Publication information
- Publisher: Vertigo Comics
- Format: Graphic novel
- Genre: Science fiction
- Publication date: 2004

Creative team
- Created by: Dave Gibbons

= The Originals (comics) =

2000s American semi-autobiographical graphic novel

The Originals is a graphic novel by Dave Gibbons, published in 2004 by American publisher Vertigo Comics, and republished by Dark Horse Comics on 2018.

The semi-autobiographical story, it deals with members of youth subcultures resembling the Mods and Rockers of 1960s England. Although the setting is mostly identical to post-World War II England, it is an unspecified alternate history where the characters ride on hovering scooters and motorcycles.

Much of the story focuses on violent conflicts between the Originals and their enemies, a gang of bikers which they call "the Dirt". In particular, the Originals and the Dirt battle one another in circumstances very similar to the Second Battle of Hastings.

==Synopsis==
Lel and Bok are two friends who have recently finished school. Their greatest aspiration is to become members of The Originals, a smartly-dressed gang who ride on floating scooters, called Hovers.
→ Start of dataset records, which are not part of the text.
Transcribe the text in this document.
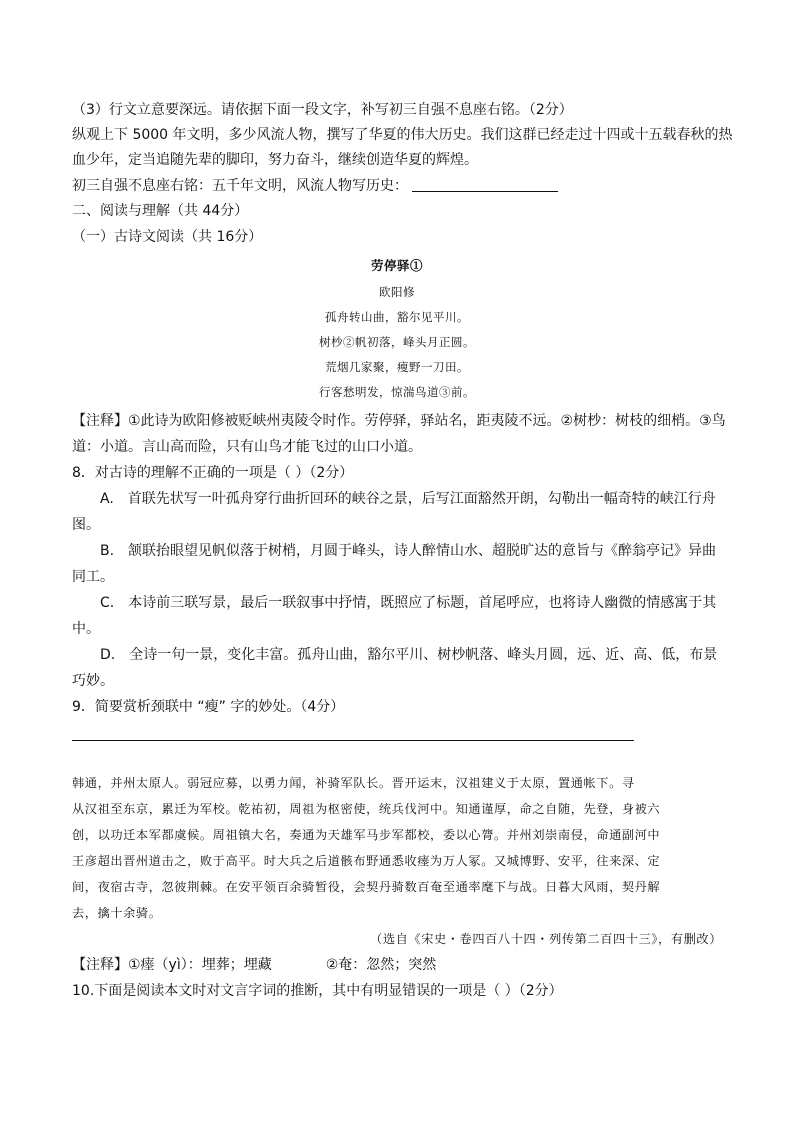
（3）行文立意要深远。请依据下面一段文字，补写初三自强不息座右铭。（2分）
纵观上下 5000 年文明，多少风流人物，撰写了华夏的伟大历史。我们这群已经走过十四或十五载春秋的热
血少年，定当追随先辈的脚印，努力奋斗，继续创造华夏的辉煌。
初三自强不息座右铭：五千年文明，风流人物写历史：
二、阅读与理解（共 44分）
（一）古诗文阅读（共 16分）
劳停驿①
欧阳修
孤舟转山曲，豁尔见平川。
树杪②帆初落，峰头月正圆。
荒烟几家聚，瘦野一刀田。
行客愁明发，惊湍鸟道③前。
【注释】①此诗为欧阳修被贬峡州夷陵令时作。劳停驿，驿站名，距夷陵不远。②树杪：树枝的细梢。③鸟
道：小道。言山高而险，只有山鸟才能飞过的山口小道。
8．对古诗的理解不正确的一项是（ ）（2分）
A.　首联先状写一叶孤舟穿行曲折回环的峡谷之景，后写江面豁然开朗，勾勒出一幅奇特的峡江行舟
图。
B.　颔联抬眼望见帆似落于树梢，月圆于峰头，诗人醉情山水、超脱旷达的意旨与《醉翁亭记》异曲
同工。
C.　本诗前三联写景，最后一联叙事中抒情，既照应了标题，首尾呼应，也将诗人幽微的情感寓于其
中。
D.　全诗一句一景，变化丰富。孤舟山曲，豁尔平川、树杪帆落、峰头月圆，远、近、高、低，布景
巧妙。
9．简要赏析颈联中 “瘦” 字的妙处。（4分）
韩通，并州太原人。弱冠应募，以勇力闻，补骑军队长。晋开运末，汉祖建义于太原，置通帐下。寻
从汉祖至东京，累迁为军校。乾祐初，周祖为枢密使，统兵伐河中。知通谨厚，命之自随，先登，身被六
创，以功迁本军都虞候。周祖镇大名，奏通为天雄军马步军都校，委以心膂。并州刘崇南侵，命通副河中
王彦超出晋州道击之，败于高平。时大兵之后道骸布野通悉收瘗为万人冢。又城博野、安平，往来深、定
间，夜宿古寺，忽彼荆棘。在安平领百余骑暂役，会契丹骑数百奄至通率麾下与战。日暮大风雨，契丹解
去，擒十余骑。
（选自《宋史・卷四百八十四・列传第二百四十三》，有删改）
【注释】①瘗（yì）：埋葬；埋藏	②奄：忽然；突然
10.下面是阅读本文时对文言字词的推断，其中有明显错误的一项是（ ）（2分）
Their greatest enemies are the gangs of leather-clad bikers, which they call "the Dirt".

Lel and Bok become members of the Originals after helping the gang in a fight against the Dirt. Lel starts working as a drug dealer for the gang's leader, and the pair soon have enough money for fashionable clothes and Hovers of their own. As the violence between the two gangs escalates and the police ("the Law") begin to crack down on gang activity, however, Lel begins to realize that being an Original is not all fun and games.